The Train
He takes two more of Rosemary’s Memantine, shakes them onto the floor where he’s sitting and swallows them dry. Memory pills. Coat-hangers for the latch on his brain. Just over the lip of the window down into the lock of the car. He’ll snag the memory back, the name of the vested, name-tagged man.
He’d like to turn off the TV so that the lights won’t shine through to his eyes. The dark room makes the TV brighter, everything flash-bathed in the shifting colors of the evening news. The remote is out of batteries and so he’s stuck on yesterday morning’s volume. The kind that sounds good in sunlight, with the smell of coffee, but makes the neighbors complain. Somewhere on the slick box is a panel. Something he should push or pull, a skinny piece of plastic that hides all the buttons that make it work. The periphery of the TV is covered in oily prints. Aged prints. Circles that laze on the pads of his fingers, misshapen and tired.
On days like this Minneapolis feels less like a city, manageable, navigable. There are short distances you can walk in the streets before the cold sets in. Everything breathless…
He waits for the Memantine to work. He doesn’t believe in it.
But he’ll try. For Rosemary it didn’t do a damn thing. He told the young doctor over and over again. She imagines people. Sometimes she doesn’t recognize her son. The same goddamn things out of her mouth. What can you do? He tried to explain the predicament to the kid, the goddamn kid of a doctor. The pills conduct the electricity of the brain along the quickest route. Or maybe you can understand, it’s like water running in the same ditch, the same grooves. See what I mean? Everything pours along the same ditch and what spills out is the same memories.
The doctor shook his head.
“You’ve lost me.”
“The pills are the flood. Her head is the house. Only after the flood the same things wash out.”
“Sir,” the doctor said, “Sir.”
Raymond knows he’s right though, because here in his hand is the picture. And even without his thumbs over bodies his eyes narrow in on Rosemary’s worried face. Lazy pills, he murmurs. Rosemary is an easy memory. Take me to the man. But he’s caught up in the crease across Rosemary’s forehead and her faraway look. Oncoming train in your eyes, he says. And for a moment the evening news casts shades of afternoon light across Robert’s head, piercing the thin defense of his wrinkled lids. Out of his head washes a spring afternoon. There’s a lunch counter, their young bodies perched on stools. Rosemary, he tells her: you have an oncoming train look.
“A what, she asks?”
“An oncoming train look,” he repeats. “Like this,” he says, and he turns his head sidelong down the counter, creases his brow, crosses his eyes.

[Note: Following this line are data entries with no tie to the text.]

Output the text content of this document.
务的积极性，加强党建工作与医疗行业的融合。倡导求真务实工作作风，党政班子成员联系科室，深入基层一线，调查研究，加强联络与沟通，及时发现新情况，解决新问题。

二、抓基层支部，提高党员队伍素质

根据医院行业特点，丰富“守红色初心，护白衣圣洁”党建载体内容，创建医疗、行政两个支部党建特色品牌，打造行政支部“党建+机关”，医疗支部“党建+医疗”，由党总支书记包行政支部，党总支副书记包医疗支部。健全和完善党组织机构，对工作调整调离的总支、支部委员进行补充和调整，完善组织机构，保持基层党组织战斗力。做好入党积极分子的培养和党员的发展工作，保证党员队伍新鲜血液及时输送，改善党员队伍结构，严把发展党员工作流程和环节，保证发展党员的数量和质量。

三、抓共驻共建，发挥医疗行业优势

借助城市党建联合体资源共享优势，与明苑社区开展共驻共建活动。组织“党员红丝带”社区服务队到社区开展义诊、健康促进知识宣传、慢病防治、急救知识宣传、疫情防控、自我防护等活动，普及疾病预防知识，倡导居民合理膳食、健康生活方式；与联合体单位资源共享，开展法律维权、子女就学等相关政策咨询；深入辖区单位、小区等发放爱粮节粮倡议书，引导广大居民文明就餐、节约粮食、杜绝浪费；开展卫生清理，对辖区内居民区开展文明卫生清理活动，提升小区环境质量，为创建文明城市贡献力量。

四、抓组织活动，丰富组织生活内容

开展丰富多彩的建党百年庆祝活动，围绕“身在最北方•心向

He’s young and giddy with the day, the February day. There’s still snow, but something like a summer breeze too, skipping across the ice-filmed streets. On days like this Minneapolis feels less like a city, manageable, navigable. There are short distances you can walk in the streets before the cold sets in. Everything breathless — the pushing open of doors to crispness, the plunging back through more doors to warmth.
“I look like a lunatic?”
“Let me start over,” he says.
He looks past her again, creases his brow. He lets his eyes go soft and unfocused, as if he’s imagining something in the distance — hands fall open slightly on the counter.
“That’s how you look.”
“All the time?”
“Sometimes.”
He’s watching her face, the first woman that’s allowed him to watch, follow the long line of jaw, the soft expanse between wide-set eyes. Irises like rubbed wood, the kind found at bank teller stations or train depots, bits of curved and oiled warmth. He can see that she’s deciding, deciding whether or not his description is small math, meant to subtract from her.